Светлый фон

Иней, о котором говорила Вайз, был повсюду. Он окутывал навигационную консоль и пол, оседал на неостекле, лежал на погруженных в стазис Хакль и Месье словно серебристая пыль. Грюнвальд недоверчиво до него дотронулся, чувствуя пронизывающий кончики пальцев холод.

«Это лед Пустоты, – подумал он. – Холод небытия.

Где я?»

Он неуверенно сделал шаг, затем другой. Под подошвами хрустело – от давления трескались мелкие кусочки льда. На секунду посмотрев в неостекло, он быстро отвел взгляд. Там было небытие… столь глубокая пустота и чернота, что он боялся, как бы они не выжгли ему глаза.

– Арсид, – сказал он, но сидевшая в боевой рубке Машина не ответила. Грюнвальд вздрогнул: его голос разнесся по СН странным эхом, и Миртон вдруг понял, что не слышит корабля. Механизмы прыгуна должны издавать какие-то звуки, шорохи, шумы… «Ленточка» должна…

Нет. Не «Ленточка».

Это была «Черная лента». Корабль-призрак. Прыгун, который вернулся домой – в Глубину. Там было его место – если это вообще место.

С каждой секундой он видел все больше. Он ощущал странную твердость и вместе с тем неопределенность поверхности под ногами. Под полом что-то вздрагивало, словно прыгун стал лишь маскирующей истину декорацией. «Если я останусь тут дольше… если постараюсь, то узнаю правду, – вдруг понял он. – Правду за пределами льда».

– Миртон…

Голос походил на шепот холодного ветра – знакомый и одновременно чужой. Грюнвальд обернулся, не в силах понять, откуда тот доносится.

– Миртоннн…

– Кто… – начал он – и тут увидел ее. Она стояла недалеко от входа в СН, в своем старом комбинезоне – бледная, с закрытыми глазами. Она не двигалась с места, но там, где она стояла, нарастал лед.

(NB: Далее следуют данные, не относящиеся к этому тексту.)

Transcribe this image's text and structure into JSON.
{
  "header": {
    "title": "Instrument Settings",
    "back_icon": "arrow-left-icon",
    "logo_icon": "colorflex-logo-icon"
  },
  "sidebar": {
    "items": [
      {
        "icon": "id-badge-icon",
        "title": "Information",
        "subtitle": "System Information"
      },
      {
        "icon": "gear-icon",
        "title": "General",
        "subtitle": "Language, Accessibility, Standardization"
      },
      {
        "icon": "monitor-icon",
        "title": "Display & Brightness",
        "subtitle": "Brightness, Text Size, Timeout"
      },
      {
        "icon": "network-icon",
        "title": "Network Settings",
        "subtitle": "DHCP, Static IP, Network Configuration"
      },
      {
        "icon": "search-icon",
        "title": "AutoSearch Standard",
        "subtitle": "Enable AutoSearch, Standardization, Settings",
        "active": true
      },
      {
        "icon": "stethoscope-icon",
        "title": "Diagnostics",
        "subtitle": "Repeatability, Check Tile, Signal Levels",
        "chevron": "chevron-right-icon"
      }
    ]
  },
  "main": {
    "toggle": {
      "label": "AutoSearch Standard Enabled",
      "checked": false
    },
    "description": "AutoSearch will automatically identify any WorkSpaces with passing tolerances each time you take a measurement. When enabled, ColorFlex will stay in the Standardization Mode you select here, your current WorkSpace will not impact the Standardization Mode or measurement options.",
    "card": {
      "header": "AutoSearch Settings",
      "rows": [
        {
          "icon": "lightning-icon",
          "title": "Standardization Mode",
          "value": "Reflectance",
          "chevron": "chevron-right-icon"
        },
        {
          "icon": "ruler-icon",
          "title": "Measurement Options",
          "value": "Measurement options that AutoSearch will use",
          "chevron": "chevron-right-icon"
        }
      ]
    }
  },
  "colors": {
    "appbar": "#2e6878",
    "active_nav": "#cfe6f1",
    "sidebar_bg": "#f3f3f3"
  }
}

«Вайз ошибалась, – подумал он, глядя на ожидавшую его фигуру. – Это не корабль с привидениями. Это я сам. Я привел ее с собой».

Эмма Немо медленно двинулась в его сторону, словно каждый шаг давался ей с трудом. Глаза ее все еще были закрыты, но веки дрожали, готовые подняться. «Не хочу, чтобы она открывала глаза», – подумал он. Он знал, что они слепы и выглядят как два шарика искрящегося звездами льда.

– Миртон, – отчетливо проговорила она. – Миртон. Иди ко мне, Миртон.

Не ответив, он сделал шаг назад. Но Эмма вела себя так, словно в ее распоряжении имелся целый океан времени. Ей некуда было спешить. Грюнвальд открыл рот, но не сумел произнести ни слова. Ему было страшно.

«Это не моя вина, – подумал он, охваченный нарастающей паникой. – Я этого не хотел. Паллиатив не оставил нам выбора! Нам пришлось, во имя Ушедших… нам пришлось… мне пришлось это сделать!»